In every small taverna or classy restaurant in Chora you can sample some of Sifnos’ exceptional dishes cooked by chefs who know how to tempt our taste buds. When the night falls, set out to discover fancy lounge bars and the hottest nightclubs in the island, and dance the night away! Apollonia also boasts elegant hotels, and homey guesthouses.
A few kilometres away from the town lies the traditional village of Artemonas, famous for its neoclassical mansions and its outstanding panoramic view of the island. Some of the most famous restaurants and patisseries of Sifnos will welcome you here with fresh homemade cookies and hot loukoumades (a sweet sprinkled with honey). If you need a laid back holiday with cooler temperatures, then Artemonas is the ideal place to book your accommodation.
Visit the poet’s Ioannis Gryparis house (1870-1942) as well as the confectionery and pottery workshops. Go by the immaculate Panagia Koghi church and Panagia Ammou church where you can view the Panagia Monahi icon depicting the Virgin Mary without the Child. Don’t miss Panagia Gournia church and Agios Nikolaos side chapel, at Agios Loukas village, and see the murals by Agapios (religious iconographer).

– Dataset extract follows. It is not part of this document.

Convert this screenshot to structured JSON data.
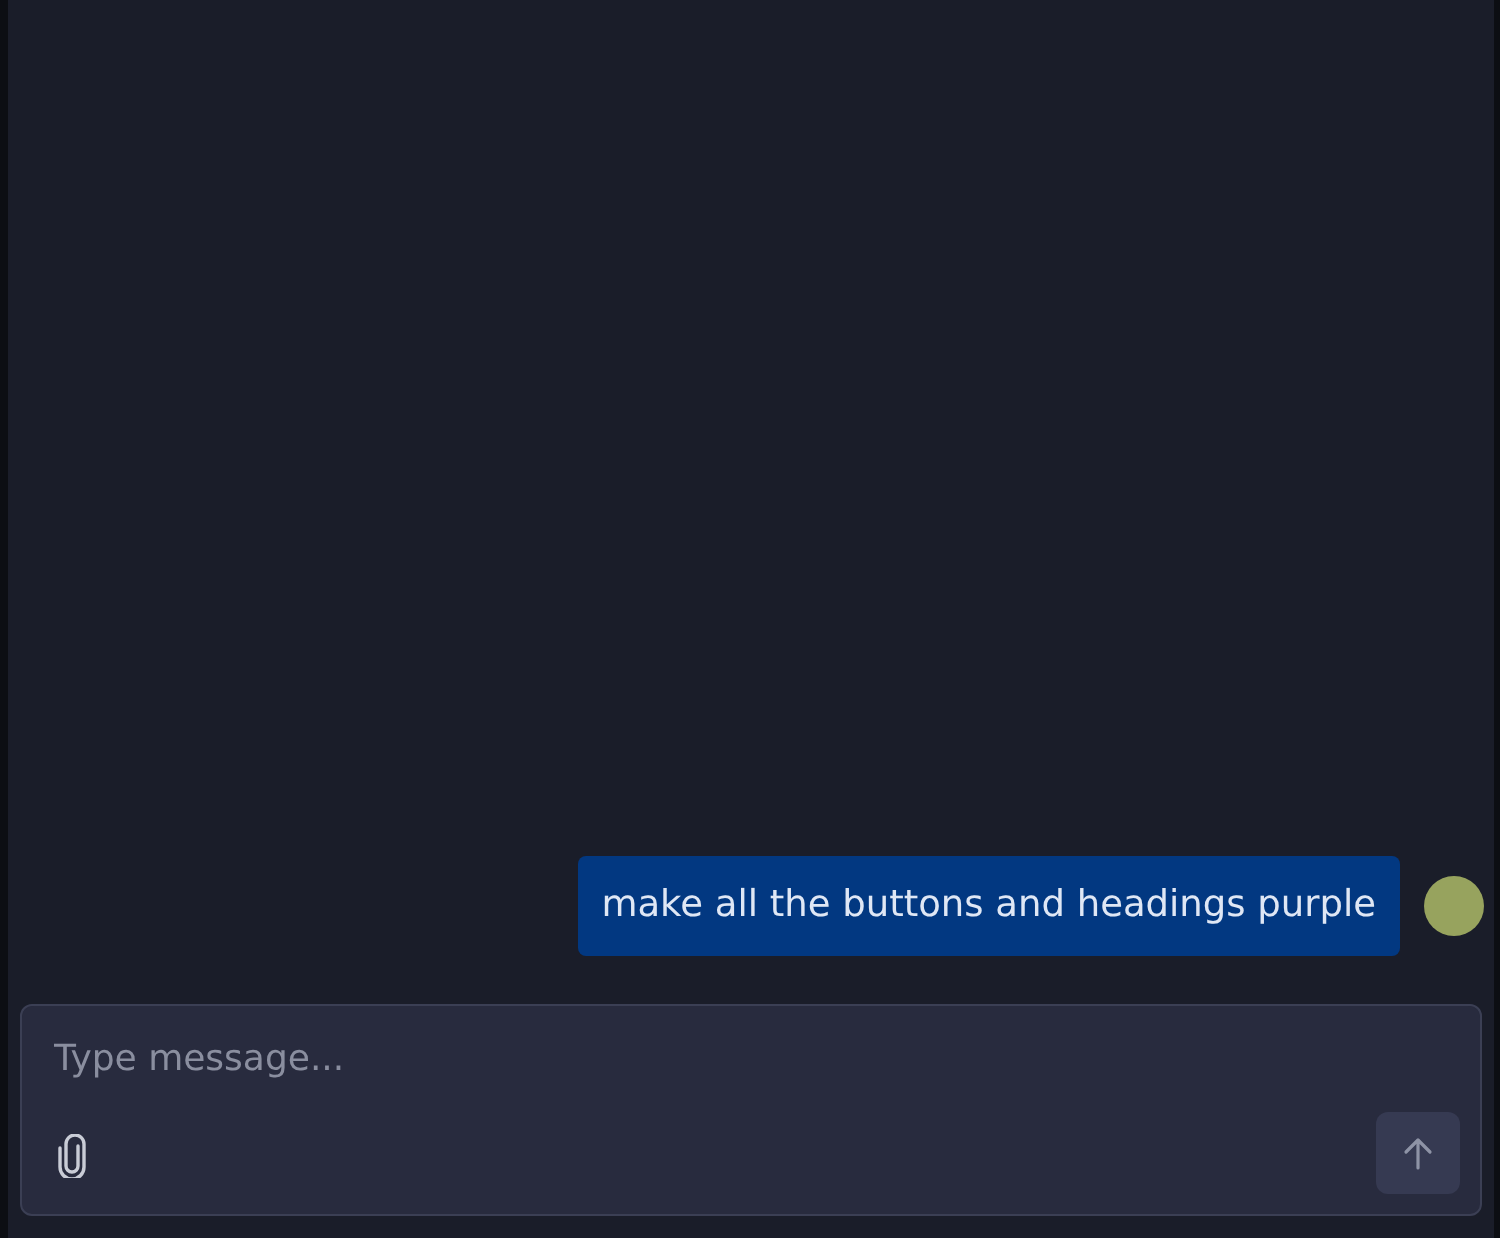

Stop by Ano Petali with its breathtaking view towards the east and the mainland of the island up to the Castle.
Visit this open-air museum, built where the ancient capital of Sifnos once stood in ancient times. The village still stands with its mediaeval structure, stately homes and high density housing, which accentuate the village’s fortified character. The gates, known as lozies, are the main entrances to the village, which were sometimes secured and used as war towers. The houses built on the exterior wall, with a view to the Aegean sea, were inhabited by the middle class whereas the upper class used to live safely away in the centre of the fort protected from pirate raids.

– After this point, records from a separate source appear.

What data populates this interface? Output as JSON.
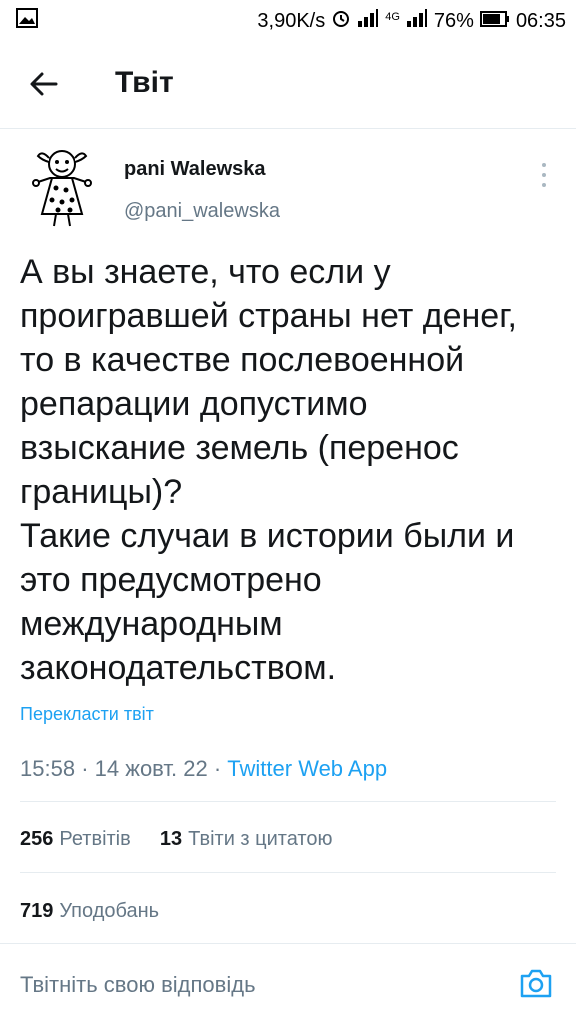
{
  "statusbar": {
    "speed": "3,90K/s",
    "net_type": "4G",
    "battery": "76%",
    "time": "06:35"
  },
  "header": {
    "title": "Твіт"
  },
  "tweet": {
    "author_name": "pani Walewska",
    "author_handle": "@pani_walewska",
    "text": "А вы знаете, что если у\nпроигравшей страны нет денег,\nто в качестве послевоенной\nрепарации допустимо\nвзыскание земель (перенос\nграницы)?\nТакие случаи в истории были и\nэто предусмотрено\nмеждународным\nзаконодательством.",
    "translate_label": "Перекласти твіт",
    "time": "15:58",
    "date": "14 жовт. 22",
    "source": "Twitter Web App"
  },
  "stats": {
    "retweets_count": "256",
    "retweets_label": "Ретвітів",
    "quotes_count": "13",
    "quotes_label": "Твіти з цитатою",
    "likes_count": "719",
    "likes_label": "Уподобань"
  },
  "reply": {
    "placeholder": "Твітніть свою відповідь"
  },
  "colors": {
    "accent": "#1da1f2",
    "secondary_text": "#657786",
    "divider": "#e6ecf0"
  }
}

Discover the charming narrow cobblestone alleys and see wooden balconies, coat of arms and ancient columns. Visit the Archaeological Museum where a nice collection of sculptures and pottery artefacts are showcased dating back from the archaic (Geometric period) to the Byzantine Period. Walk up to the church of Eftamartyros built on the edge of a rocky hill overviewing the Aegean sea. Go by the churches of Agios Stefanos and Agios Ioannis (1629) located at the entrance of the village. This is also where the school of the Holy Sepulchre ran (1687 - 1835) and became known as “Paideftirion tou Archipelagous” (The Archipelago’s Educational Establishment). Also significant are the churches of Panagia i Eleousa (1653), Agios Nikolaos (1566), Agios Ioannis Theologos (1617) and Panagia “I Koimisi”(Dormition) (1593), having floors with folk art decorations and the Sacred Altar situated in the exact location of an ancient altar.
In Katavati, visit the three-aisled conical domed church of Panagia Angelochtisti, built according to tradition, by angels who celebrate mass there. Fyrogeion monastery (16th c.) is located south of the village.

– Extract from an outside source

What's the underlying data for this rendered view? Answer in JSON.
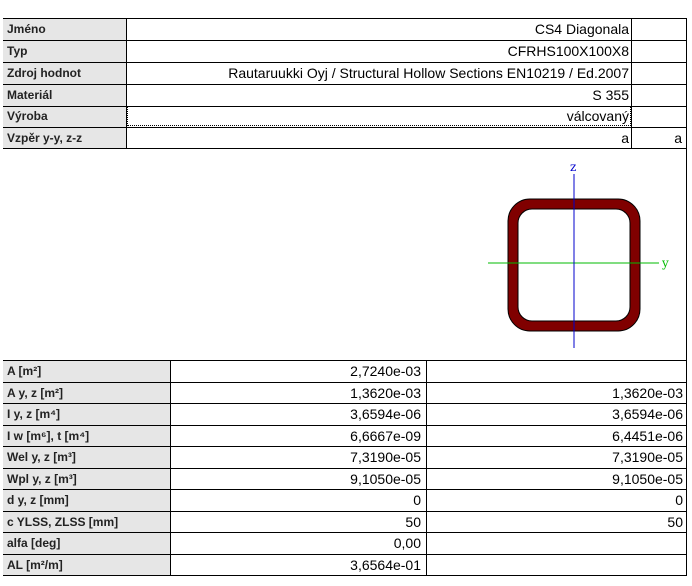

Upon your arrival to this village, located in the centre of the island, you will see multiple rows of windmills (approximately ten) called “Arades”. This is the native village of the poet and academic Aristomenis Provelengios (1850 - 1936) and Nikolaos Tselementes (1878 - 1958), the Greek teacher of culinary and confectionery art. On your way to the lighthouse (Faros), do visit the monastery of Panagia Vrysiani (1642), which houses a Museum of Ecclesiastical art.
This is the largest coastal village and port on the island since the late 19th c. Go by the church of Agios Georgios (1785) and Agia Varvara, Fanari (1896) and the remains of the furnaces and the lifting device for loading mineral ore (1883). Enjoy the lovely sunset view from the church of Agia Marina.
Faros is located in the southeastern part of Sifnos and is considered to be the safest harbour on the island (it used to be its main port until 1883). At the port’s entrance you will see “petrogoleta”, a rocky islet broken away from the land, where the monastery of Panagia Chrysopigi (1650) stands, the patron saint of Sifnos.
Platys Gialos is the island’s most popular beach and one of the largest in Cyclades. In the village’s ceramics workshops you will find wonderful local pottery products. It is worth visiting the monastery of Panagia tou Vounou (1813). To the northeast, ancient ruins of a tower were discovered in Aspros Pyrgos [White Tower] location. To the southeast, at the bay’s entrance, lies Kitriani, a private, uninhabited small island where Panagia Kypriani church stands dating back to 1732.
A picturesque coastal village built on a virtually enclosed sheltered bay. It is the native village of many ceramicists. Visit Agios Andreas church (1701) and the prehistoric citadel located nearby.
Cherronisos is a traditional fishing village with a small beach within a picturesque cove.